FDJ reveals €200m Covid-19 hit
French national lottery operator ignites Covid-19 action plan to achieve €80m in 2020 cost savings


French lottery operator La Française des Jeux (FDJ) has reported a €200m (£180m) revenue drop during the two months of the country’s Covid-19 lockdown.
The firm revealed the news in an update to shareholders, confirming a €100m (£90m) hit to its company EBITDA, driven by a drop of nearly 60% in stakes over the period.
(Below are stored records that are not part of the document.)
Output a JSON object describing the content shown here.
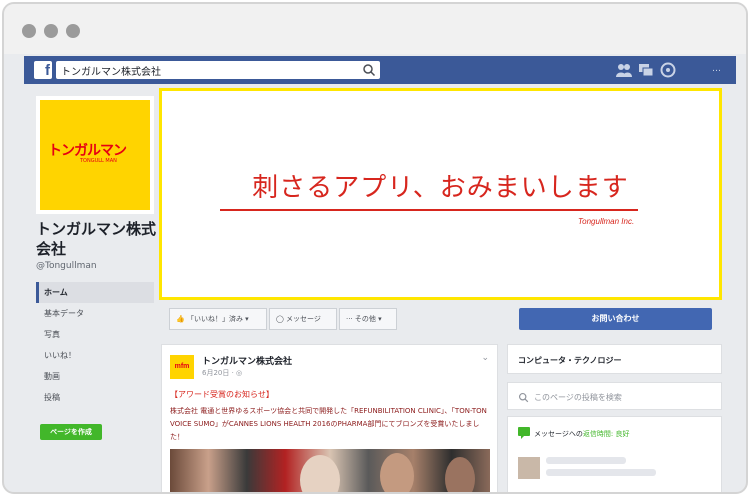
{
  "topbar": {
    "search_value": "トンガルマン株式会社",
    "account_label": "…",
    "logo_letter": "f"
  },
  "page": {
    "name": "トンガルマン株式会社",
    "handle": "@Tongullman",
    "logo_text": "トンガルマン",
    "logo_sub": "TONGULL MAN",
    "create_page_label": "ページを作成"
  },
  "nav": {
    "items": [
      {
        "label": "ホーム"
      },
      {
        "label": "基本データ"
      },
      {
        "label": "写真"
      },
      {
        "label": "いいね！"
      },
      {
        "label": "動画"
      },
      {
        "label": "投稿"
      }
    ]
  },
  "cover": {
    "headline": "刺さるアプリ、おみまいします",
    "brand": "Tongullman Inc."
  },
  "actions": {
    "like_label": "「いいね！」済み ▾",
    "message_label": "◯ メッセージ",
    "more_label": "··· その他 ▾",
    "contact_label": "お問い合わせ"
  },
  "post": {
    "avatar_text": "mfm",
    "author": "トンガルマン株式会社",
    "date": "6月20日 · ◎",
    "heading": "【アワード受賞のお知らせ】",
    "body": "株式会社 電通と世界ゆるスポーツ協会と共同で開発した「REFUNBILITATION CLINIC」、「TON-TON VOICE SUMO」がCANNES LIONS HEALTH 2016のPHARMA部門にてブロンズを受賞いたしました！"
  },
  "sidebar": {
    "category_title": "コンピュータ・テクノロジー",
    "search_placeholder": "このページの投稿を検索",
    "message_prefix": "メッセージへの",
    "message_accent": "返信時間: 良好"
  },
  "colors": {
    "fb_blue": "#3b5998",
    "brand_yellow": "#ffd400",
    "brand_red": "#d7261e",
    "create_green": "#42b72a",
    "contact_blue": "#4267b2"
  }
}
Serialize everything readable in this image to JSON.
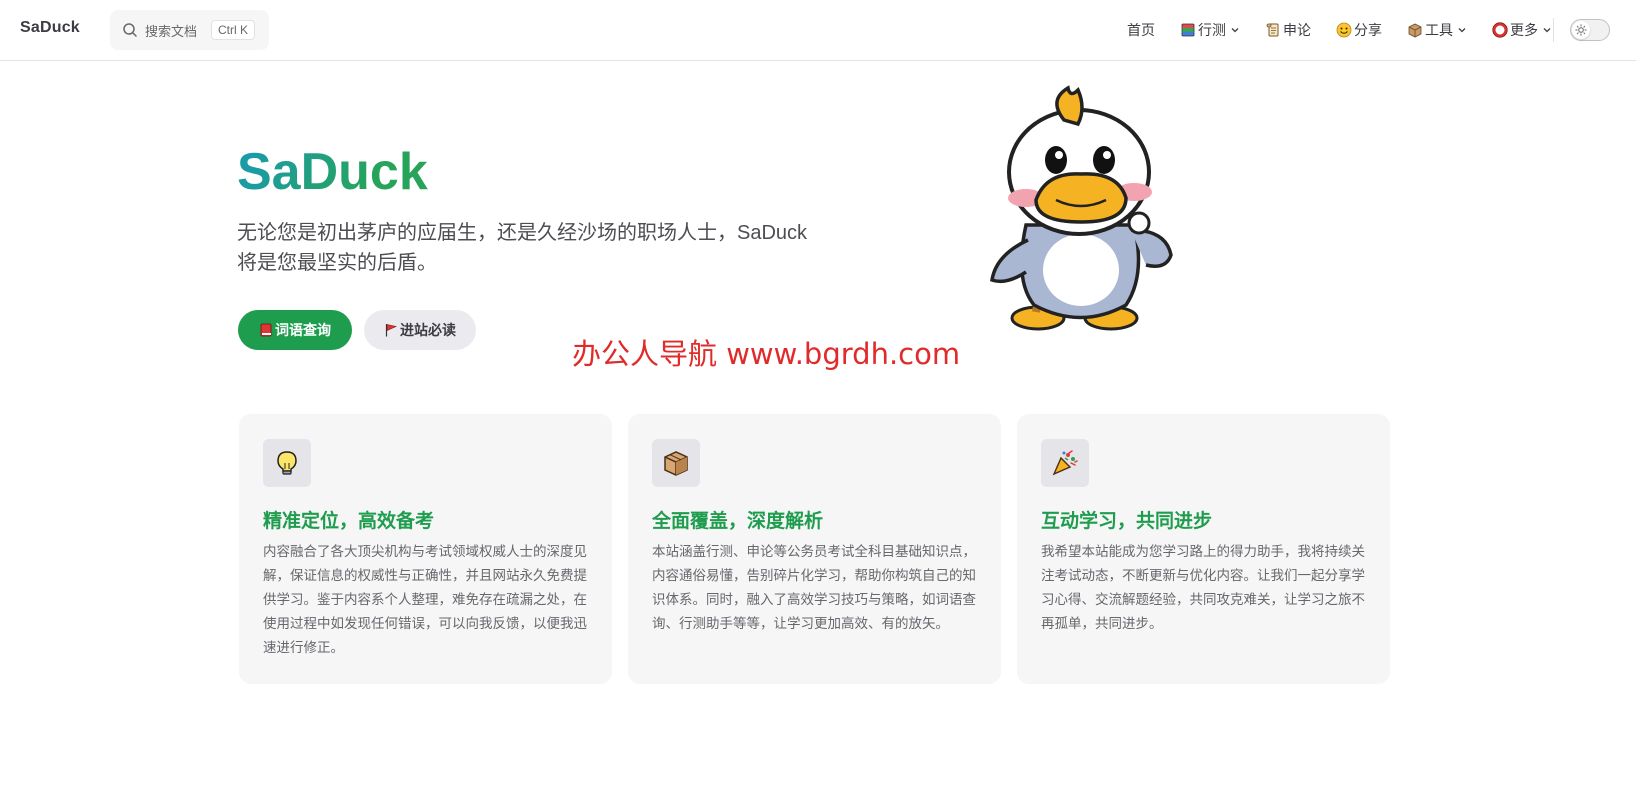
{
  "nav": {
    "brand": "SaDuck",
    "search_placeholder": "搜索文档",
    "search_shortcut": "Ctrl K",
    "items": [
      {
        "label": "首页",
        "icon": "",
        "has_dropdown": false
      },
      {
        "label": "行测",
        "icon": "book-stack-icon",
        "has_dropdown": true
      },
      {
        "label": "申论",
        "icon": "scroll-icon",
        "has_dropdown": false
      },
      {
        "label": "分享",
        "icon": "smiley-icon",
        "has_dropdown": false
      },
      {
        "label": "工具",
        "icon": "box-icon",
        "has_dropdown": true
      },
      {
        "label": "更多",
        "icon": "ring-icon",
        "has_dropdown": true
      }
    ],
    "theme_toggle": "sun-icon"
  },
  "hero": {
    "name": "SaDuck",
    "tagline": "无论您是初出茅庐的应届生，还是久经沙场的职场人士，SaDuck将是您最坚实的后盾。",
    "actions": [
      {
        "label": "词语查询",
        "icon": "red-book-icon",
        "style": "primary"
      },
      {
        "label": "进站必读",
        "icon": "red-flag-icon",
        "style": "alt"
      }
    ]
  },
  "watermark": "办公人导航 www.bgrdh.com",
  "features": [
    {
      "icon": "light-bulb-icon",
      "title": "精准定位，高效备考",
      "desc": "内容融合了各大顶尖机构与考试领域权威人士的深度见解，保证信息的权威性与正确性，并且网站永久免费提供学习。鉴于内容系个人整理，难免存在疏漏之处，在使用过程中如发现任何错误，可以向我反馈，以便我迅速进行修正。"
    },
    {
      "icon": "package-icon",
      "title": "全面覆盖，深度解析",
      "desc": "本站涵盖行测、申论等公务员考试全科目基础知识点，内容通俗易懂，告别碎片化学习，帮助你构筑自己的知识体系。同时，融入了高效学习技巧与策略，如词语查询、行测助手等等，让学习更加高效、有的放矢。"
    },
    {
      "icon": "party-popper-icon",
      "title": "互动学习，共同进步",
      "desc": "我希望本站能成为您学习路上的得力助手，我将持续关注考试动态，不断更新与优化内容。让我们一起分享学习心得、交流解题经验，共同攻克难关，让学习之旅不再孤单，共同进步。"
    }
  ],
  "colors": {
    "brand_green": "#1f9d4e",
    "brand_teal": "#1a9ba8",
    "watermark_red": "#e02b2b"
  }
}
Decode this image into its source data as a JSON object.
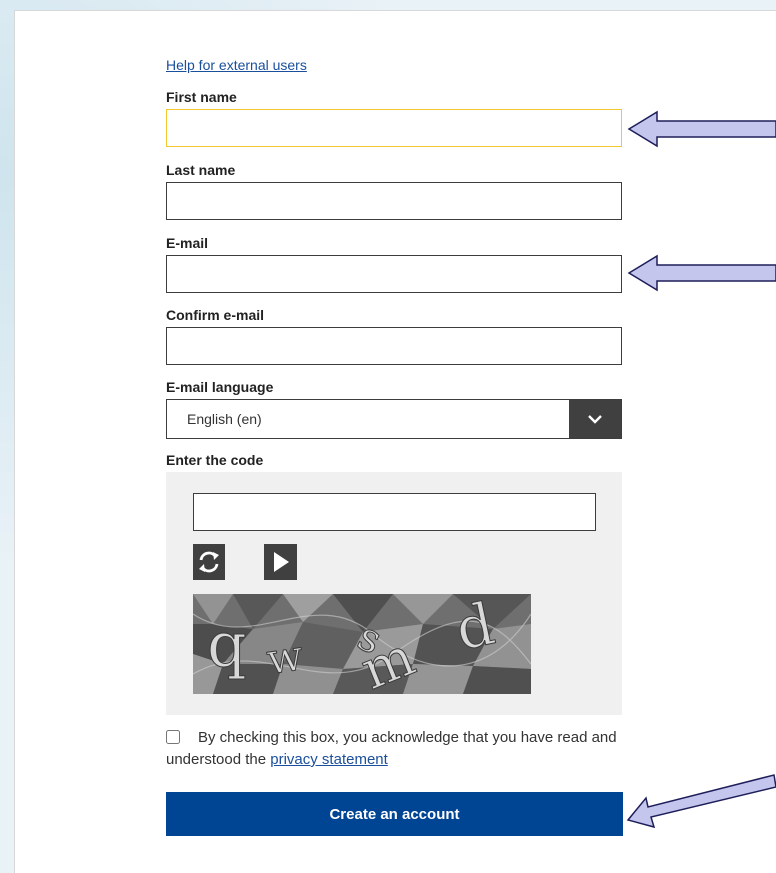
{
  "form": {
    "help_link": "Help for external users",
    "first_name": {
      "label": "First name",
      "value": ""
    },
    "last_name": {
      "label": "Last name",
      "value": ""
    },
    "email": {
      "label": "E-mail",
      "value": ""
    },
    "confirm_email": {
      "label": "Confirm e-mail",
      "value": ""
    },
    "email_language": {
      "label": "E-mail language",
      "selected": "English (en)"
    },
    "captcha": {
      "label": "Enter the code",
      "value": "",
      "refresh_icon": "refresh-icon",
      "play_icon": "play-icon",
      "code_glyphs": [
        "q",
        "w",
        "s",
        "m",
        "d"
      ]
    },
    "consent": {
      "text": "By checking this box, you acknowledge that you have read and understood the",
      "link": "privacy statement",
      "checked": false
    },
    "submit_label": "Create an account"
  },
  "annotations": {
    "arrow_color": "#c5c6ee",
    "arrow_border": "#1e1e5a"
  },
  "colors": {
    "primary_button": "#004494",
    "link": "#1a4f9c",
    "focus_border": "#f2c730",
    "dark_control": "#404040",
    "captcha_panel": "#f0f0f0"
  }
}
To deal with the effect of Covid-19 on operations, FDJ has commenced an action plan to save €80m (£72m), or 10% of its annual fixed costs, over the 2020 financial year.
Results of this plan will be revealed at a combined general meeting of shareholders later today.
FDJ also confirmed it has €800m (£720m) in short-term cash available within the business at the end of May.
Almost all FDJ retail points of sale have reopened as part of a gradual resumption of activity following the end of the French lockdown.
The operator has also been actively marketing its Amigo lottery game since 8 June.
In April, FDJ secured a €380m syndicated loan to finance its new 25-year rights deal on French lottery games and sports betting.
Earlier this month, ARJEL confirmed French market GGR had risen by 22% during Q1, despite the impact of Covid-19 on the country’s gambling industry.
Double-digit GGR rises were reported in all verticals, including a 39% year-on-year increase in sports betting despite the impact of the pandemic on the quarter.